It’s that time of year—shopping for holiday gifts for family and friends and hostess gifts for people you may be visiting. What to get? What to get?
One single trend—the CBD craze—may help you reduce your own stress and check off most people on your list—especially if your gift recipients need to sleep better, be less anxious, are interested in elevating their wellness or pampering their pets. And if they’re, well, a little bit adventuresome, or could be coaxed to be.
CBD stands for cannabidiol, and is one of more than 100 cannabinoids found in marijuana. While some people call it a non-psychoactive cannabinoid –as opposed to THC, the cannabinoid that gives you a high—some experts say a better term is ”non-intoxicating.” CBD can come from either the marijuana or the hemp variety of the cannabis plant.

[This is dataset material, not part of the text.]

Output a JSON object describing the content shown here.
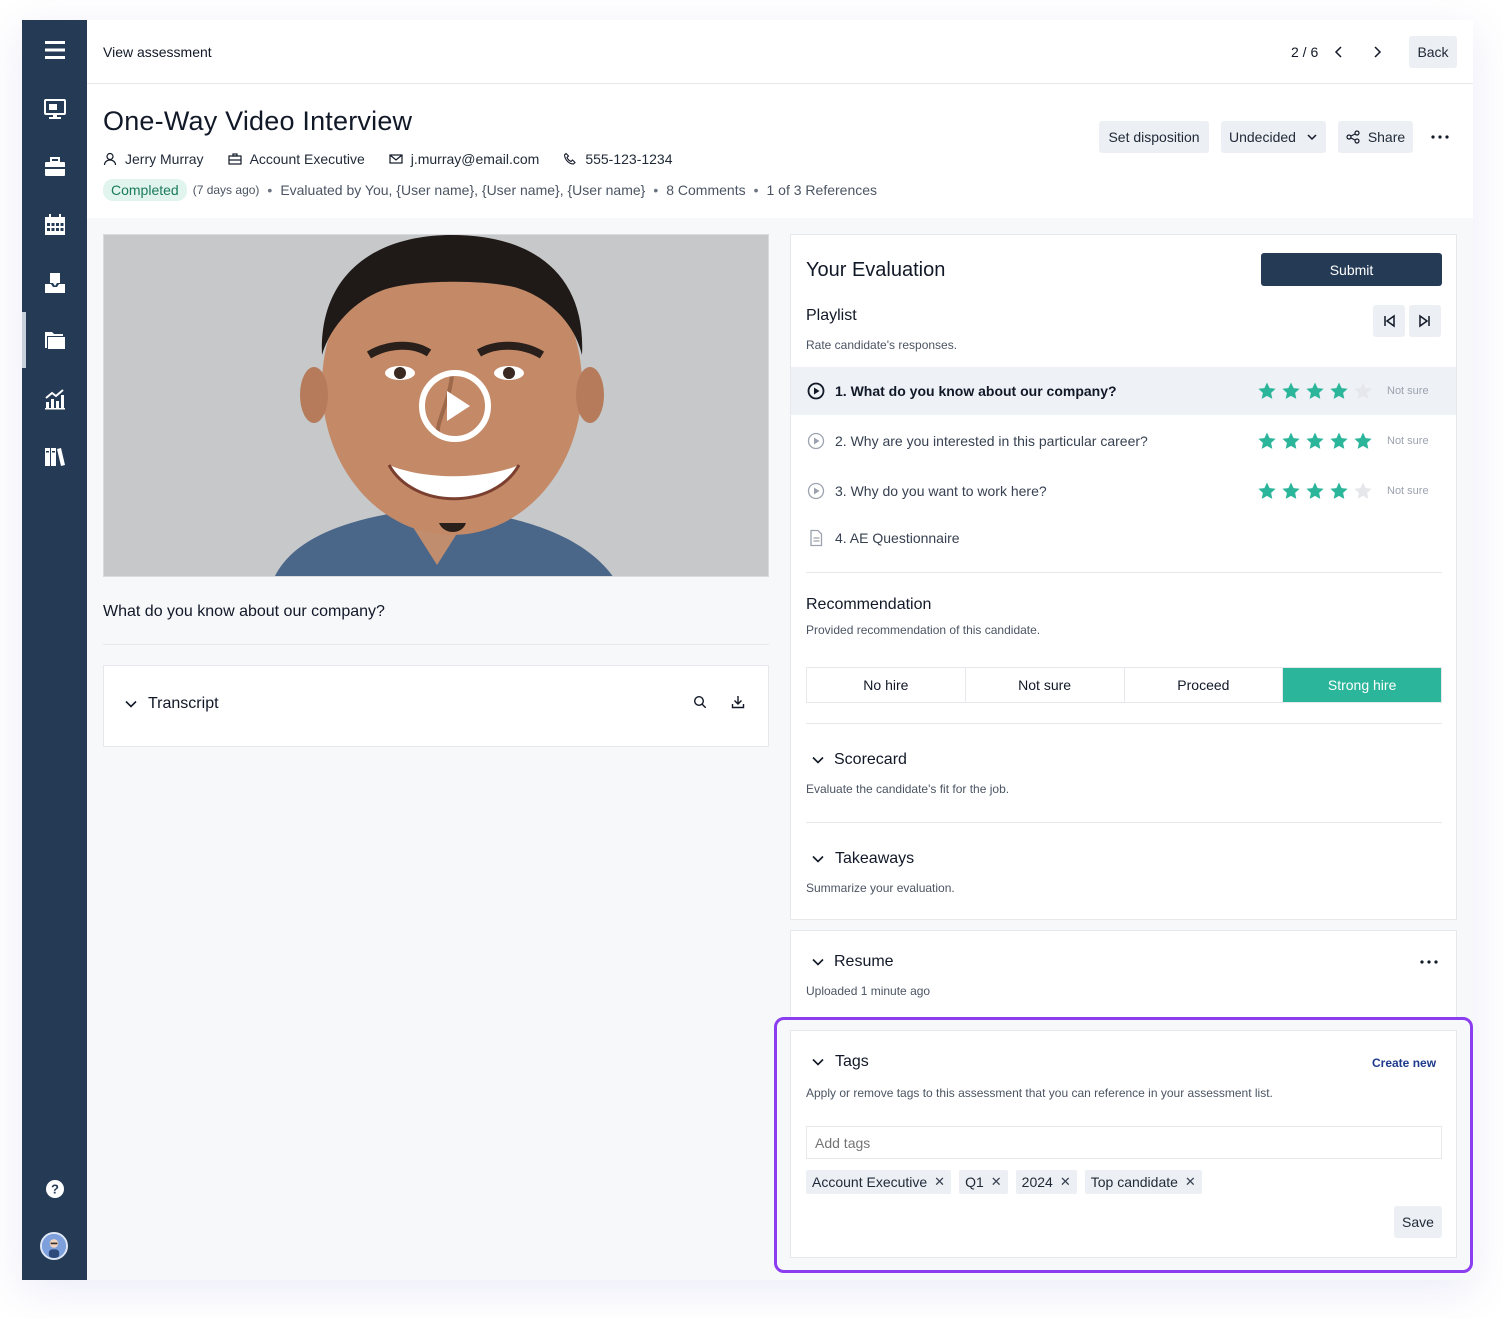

CBD is showing up in tons of products. Gift guides with titles such as “The Best CBD Gifts for your Significant Other” and “Made by Hemp 2018 Gift Guide” are popping up online, usually courtesy of the industry selling the products, but also found in magazine and website articles.
Bethany Gomez, director of research for The Brightfield Group, a market research firm focused on the cannabis industry, calls CBD the ”hot new ingredient,” and sees no end to the boom. “The explosion of product innovation has continued at full blast, with more and more products entering the market, particularly in the beauty, skincare and topicals space. Topicals alone grew by 161% in 2018, she says, …and seniors are more likely than any other age groups to use them, Gomez says.
The Scope of Products
Where do you find CBD? A better question might be-where don’t you?
It’s in skincare products, treats like chocolate bars, a muscle freeze meant to soothe sore joints and muscles, a skin patch to quell pain, a tincture held under the tongue and swallowed for overall health, totable lemonades, bath bombs, mascara, pet treats, lubricants, supplements and more.
Where’s the Science?
If you want proof behind the testimonials, however, you are going to have to look harder. It’s sparse, although researchers are trying to change that reality.
In 2017, an expert panel for the National Academies of Sciences, Engineering, and Medicine found that the effects of cannabinoids or cannabis were ”modest to moderate” when used for three conditions: chronic pain, nausea induced by chemotherapy and spasticity in patients with multiple sclerosis. Their review took in the whole scope of cannabinoids, however, not just CBD.
Their huge report was done after combing the medical literature and finding that studies on CBD—and cannabis in general—are limited. Some studies lack scientific credibility; even when a study is scientifically done, the number of people studied is often small. Everyone agrees more research is needed.
More research is underway. At the University of Colorado Boulder, Angela Bryan, PhD, and her team have been studying cannabis, both THC and CBD, for health purposes. One study is looking at it to improve back pain. At Harvard, Staci Gruber, PhD, is looking at CBD for anxiety. She says evidence is already good that it helps social anxiety, at least in a lab-based situation. Now she is testing that in the real world. And Dutch researchers recently reported that oral extracts with THC and CBD reduced pain in patients with a rare skin disease, epidermolysis bullosa (EB), a rare condition that results in blistering skin.
Challenges of Research
Researchers are hampered by federal regulations, Bryan says. In the eyes of the federal government, CBD is viewed as a Schedule I substance, defined as drugs with no accepted medical use and a high potential for abuse. (One exception: in 2018, the FDA did approve a CBD drug, Epidiolex, for two rare childhood pediatric disorders.) And that CBD for your anxious pet? The American Veterinary Medical Association views it as illegal, too, even in states that allow doctors to prescribe medical marijuana.
Are You Shopping and Buying CBD Legally?
CBD products are sold widely over the internet. But depending on which state you live in, it may not be legal to buy it.
Currently, 33 states haves passed medical cannabis access laws, although not all programs are up and running, says Paul Armentano, deputy director of the National Organization for the Reform of Marijuana Laws (NORML). In addition, he says, 12 states have enacted CBD-explicit medical laws.
Two other states, Indiana and Kansas, have state-specific laws regulating retail sales of CBD for non-medical uses. And three states (Idaho, South Dakota and Nebraska) have no laws addressing either access to medical cannabis or CBD.
However, there’s also the state-federal conflict. Despite the illegality on a federal level, enforcement does not seem to be a priority, some experts say. Some retail stores selling CBD in states where it isn’t legal have been ”busted.”
Changes may be in store, Armentano says. Pending Senate legislation has provisions excluding traditional hemp (cannabis with THC levels below 0.03%) and any cannabinoids derived from said plants from the federal controlled substance act.
So, for now, perhaps the best advice is, check your state regulations about CBD and even then, it’s buyer beware. Maybe wrap that CBD gift in plain brown paper.